— Вспомните, где вы были вчера в семь часов вечера… Вы еще пококетничали с хорошенькой продавщицей.

Накануне Тилле заходил в большой универсальный магазин на Александерплац. Продавщица помогла выбрать галстуки по вкусу, и он сделал ей комплимент.

— Да, — сказал Тилле. — А когда?

— Немедленно… Нет, я не боюсь, что примете какие-то меры. В этом случае вы совершили бы самоубийство. Просто у меня нет другого времени. Так вы выезжаете?

— Да.

— Вы должны быть одни!

— Да.

— У вас какой автомобиль?

— ДКВ.

— Его номер, цвет кузова?

Тилле сказал.

— На месте встречи оставьте машину, сами идите в конец квартала. Если к вам не подойдут, возвращайтесь.

— Но…

— Это все! Мы и так слишком долго разговаривали. Я кладу трубку. Но перед этим хочу сказать, что вам не причинят зла. И еще: вы должны быть на месте не позже чем через сорок минут. Не опоздайте!

Кузьмин вел разговор из телефонной будки в пустынном переулке.

— Поехали отсюда, — сказал он поджидавшему у будки Энрико. — Береженого Бог бережет.

Уже в машине Энрико заметил: надо было настоять, чтобы Тилле захватил с собой дневник.

— Ни в коем случае! Смекнул бы, что нам известно далеко не все. А это уже шанс для него.

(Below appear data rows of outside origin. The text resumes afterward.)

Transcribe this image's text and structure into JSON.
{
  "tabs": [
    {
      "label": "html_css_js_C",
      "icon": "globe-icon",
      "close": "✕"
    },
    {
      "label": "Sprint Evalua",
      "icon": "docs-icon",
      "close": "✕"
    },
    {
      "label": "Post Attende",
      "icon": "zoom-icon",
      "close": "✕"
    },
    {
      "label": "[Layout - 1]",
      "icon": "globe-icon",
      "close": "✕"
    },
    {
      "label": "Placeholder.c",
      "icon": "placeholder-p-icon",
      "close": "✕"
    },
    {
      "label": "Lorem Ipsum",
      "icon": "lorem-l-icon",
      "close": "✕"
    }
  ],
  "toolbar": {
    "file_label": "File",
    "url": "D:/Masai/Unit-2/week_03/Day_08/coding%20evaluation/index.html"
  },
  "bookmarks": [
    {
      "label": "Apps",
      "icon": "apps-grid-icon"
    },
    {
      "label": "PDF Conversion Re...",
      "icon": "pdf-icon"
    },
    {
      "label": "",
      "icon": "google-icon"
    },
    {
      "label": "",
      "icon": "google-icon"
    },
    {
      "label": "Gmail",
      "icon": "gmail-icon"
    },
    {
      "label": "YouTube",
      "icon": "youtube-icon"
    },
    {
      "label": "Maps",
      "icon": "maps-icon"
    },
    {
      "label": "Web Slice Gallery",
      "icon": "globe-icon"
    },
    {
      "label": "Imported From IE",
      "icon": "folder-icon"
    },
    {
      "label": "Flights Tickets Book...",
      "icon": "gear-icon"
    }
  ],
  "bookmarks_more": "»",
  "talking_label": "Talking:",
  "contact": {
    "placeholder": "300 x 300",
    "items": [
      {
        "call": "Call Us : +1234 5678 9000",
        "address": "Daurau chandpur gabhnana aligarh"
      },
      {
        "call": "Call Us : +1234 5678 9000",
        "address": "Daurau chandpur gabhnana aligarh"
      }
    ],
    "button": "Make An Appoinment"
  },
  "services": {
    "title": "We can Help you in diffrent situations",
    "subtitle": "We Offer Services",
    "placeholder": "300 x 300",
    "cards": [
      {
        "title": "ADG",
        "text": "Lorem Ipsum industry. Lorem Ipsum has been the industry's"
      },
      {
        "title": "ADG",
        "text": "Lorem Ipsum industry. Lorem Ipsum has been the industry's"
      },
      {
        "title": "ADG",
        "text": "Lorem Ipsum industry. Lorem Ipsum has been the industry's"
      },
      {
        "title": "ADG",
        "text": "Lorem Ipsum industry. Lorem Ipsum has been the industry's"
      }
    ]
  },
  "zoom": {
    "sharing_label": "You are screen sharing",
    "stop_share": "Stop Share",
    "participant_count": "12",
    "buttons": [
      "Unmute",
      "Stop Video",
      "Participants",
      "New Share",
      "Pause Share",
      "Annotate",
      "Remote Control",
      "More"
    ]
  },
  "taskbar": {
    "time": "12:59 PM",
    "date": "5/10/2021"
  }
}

Синий «опель» катил по магистрали. Все так же хлестал дождь. «Дворники» едва справлялись с потоками воды на ветровом стекле.

— Сейчас я выйду, — сказал Кузьмич, когда подъехали к центру. — Ты больше не нужен. Через два часа позвонишь по его номеру. Скажешь: «Передайте трубку вашему гостю». Пусть знает, что я не один. Голос измени.

— Понял.

— Звони из будки, подальше от своего жилья. Я отвечу: «Да, да, слушаю». Любые другие слова в начале разговора будут означать, что возникло осложнение. Тогда всякая связь между нами прерывается. Сообщишь об этом в Центр — теперь у тебя есть возможность. Там скажут, как быть дальше. Если все пройдет хорошо, встречаемся завтра. Метро «Ноллендорфплац», в семь вечера. Буду ехать в первом вагоне, в направлении от центра города. Увидишь меня в окне, садись во второй вагон. Выходим на следующей станции. Там будет ждать грузовик почтарей.

— Все же вы сильно рискуете, — проговорил Энрико. — Этот тип большой негодяй, на всякое способен… Может, дать пистолет?

— В случае чего пистолет не поможет… Ну, я пошел!

Кузьмич тронул товарища за плечо, выбрался из машины.

Энрико глядел ему вслед: пригнувшись навстречу дождю и ветру, Кузьмич неторопливо брел по залитому водой тротуару.

2

Тилле прибыл к месту встречи через пятьдесят минут. За все это время он так и не смог собраться с мыслями. Одно было несомненно: звонивший — из группы, в которую входил Дробиш, и они действительно скопировали весь дневник. Иначе незнакомец не чувствовал бы себя так уверенно. Чего же хочет этот человек? Быть может, надеется, что он, Тилле, поможет выручить второго члена группы — радиста?..

Оставив машину у магазина, он направился к перекрестку. Мимо пробежал юноша в желтом клеенчатом плаще, за ним еще один. Далее попался худой высокий старик в сером пальто с подтеками дождя на плечах и груди. Разумеется, все это были не те. Почему-то Тилле был убежден, что увидит человека с волевым лицом и решительными движениями.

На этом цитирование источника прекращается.